A typical patron of Mr. Deacon was “a big iron man” from the Midlands who after visiting Deacon in London would return to Lancashire with “an oil sketch of Antinous, or a sheaf of charcoal studies of Spartan youth at exercise.” [BM 8/~4]
Antinous is sometimes called “the gay god.” He was a beautiful young Bithynian Greek boy, beloved by the Roman emperor Hadrian. When Antinous drowned in the Nile in 130, Hadrian gave him the extraordinary honor of deification. As a result there were many sculptures of his beautiful body, available for sketching by an Englishman on his Italian tour. By the late nineteenth century his homoerotic beauty was a passing metaphor in three of Oscar Wilde’s works and JA Symonds devoted a chapter to him in his Sketches And Studies In Italy and Greece (1879). Symonds quotes Shelley, who in his The Colliseum, A Fragment of a Romance, written about 1819, described statutes of Antinous as showing “eager and impassioned tenderness” and “effeminate sullenness of the eye.”

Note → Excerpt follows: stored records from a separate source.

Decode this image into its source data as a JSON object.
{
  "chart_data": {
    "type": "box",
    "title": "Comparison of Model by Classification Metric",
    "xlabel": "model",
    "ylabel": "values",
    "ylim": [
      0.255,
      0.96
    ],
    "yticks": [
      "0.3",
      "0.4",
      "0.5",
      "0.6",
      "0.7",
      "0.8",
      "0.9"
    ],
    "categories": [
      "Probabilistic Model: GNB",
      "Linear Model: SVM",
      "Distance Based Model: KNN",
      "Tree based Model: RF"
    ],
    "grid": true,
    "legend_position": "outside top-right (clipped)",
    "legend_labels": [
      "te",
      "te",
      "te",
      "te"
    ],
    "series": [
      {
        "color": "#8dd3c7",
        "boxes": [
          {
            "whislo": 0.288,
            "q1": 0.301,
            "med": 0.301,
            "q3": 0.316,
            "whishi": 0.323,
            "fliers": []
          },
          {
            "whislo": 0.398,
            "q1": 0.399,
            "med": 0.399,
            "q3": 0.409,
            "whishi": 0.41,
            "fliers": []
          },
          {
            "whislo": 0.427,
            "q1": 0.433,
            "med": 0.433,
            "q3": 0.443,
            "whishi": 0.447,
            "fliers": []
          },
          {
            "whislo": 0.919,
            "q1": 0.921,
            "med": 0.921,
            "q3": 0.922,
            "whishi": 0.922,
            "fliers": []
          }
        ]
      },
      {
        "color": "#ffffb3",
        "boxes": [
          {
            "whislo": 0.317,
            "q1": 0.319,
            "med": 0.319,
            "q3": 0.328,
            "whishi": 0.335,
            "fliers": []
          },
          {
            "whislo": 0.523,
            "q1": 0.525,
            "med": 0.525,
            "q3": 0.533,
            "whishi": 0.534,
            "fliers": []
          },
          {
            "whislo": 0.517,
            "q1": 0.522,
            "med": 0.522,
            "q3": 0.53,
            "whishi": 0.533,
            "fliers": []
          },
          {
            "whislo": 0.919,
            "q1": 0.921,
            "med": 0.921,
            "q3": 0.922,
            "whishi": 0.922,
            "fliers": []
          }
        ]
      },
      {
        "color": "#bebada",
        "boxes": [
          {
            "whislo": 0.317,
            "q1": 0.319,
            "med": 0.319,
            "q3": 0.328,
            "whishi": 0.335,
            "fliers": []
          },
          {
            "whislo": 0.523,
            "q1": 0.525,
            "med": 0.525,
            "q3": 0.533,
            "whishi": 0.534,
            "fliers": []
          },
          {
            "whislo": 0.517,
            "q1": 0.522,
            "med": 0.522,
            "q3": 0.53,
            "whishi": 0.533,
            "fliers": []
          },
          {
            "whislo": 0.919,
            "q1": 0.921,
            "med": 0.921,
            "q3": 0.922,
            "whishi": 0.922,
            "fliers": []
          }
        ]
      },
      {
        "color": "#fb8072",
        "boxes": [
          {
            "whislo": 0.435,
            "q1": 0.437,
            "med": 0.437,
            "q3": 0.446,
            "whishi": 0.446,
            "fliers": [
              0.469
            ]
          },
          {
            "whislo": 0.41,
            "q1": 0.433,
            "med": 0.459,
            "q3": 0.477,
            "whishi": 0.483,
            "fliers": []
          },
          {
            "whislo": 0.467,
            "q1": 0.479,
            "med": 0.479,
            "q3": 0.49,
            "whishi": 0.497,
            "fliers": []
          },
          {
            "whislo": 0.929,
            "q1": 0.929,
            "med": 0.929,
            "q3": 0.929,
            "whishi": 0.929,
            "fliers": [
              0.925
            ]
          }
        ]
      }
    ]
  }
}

We show here a charcoal nude by John Singer Sergeant, quite a bit more sophisticated than his teenage doodle of Antinous; however, we have not found charcoal sketches of Spartan youth from Mr. Deacon’s era, and he would not have approved of Degas, at least not of his later work, but this painting of the Spartan girls urging the Spartan boys to wrestle illustrates an implication about Mr. Deacon’s patrons: we think the big iron man came to London for more than just art.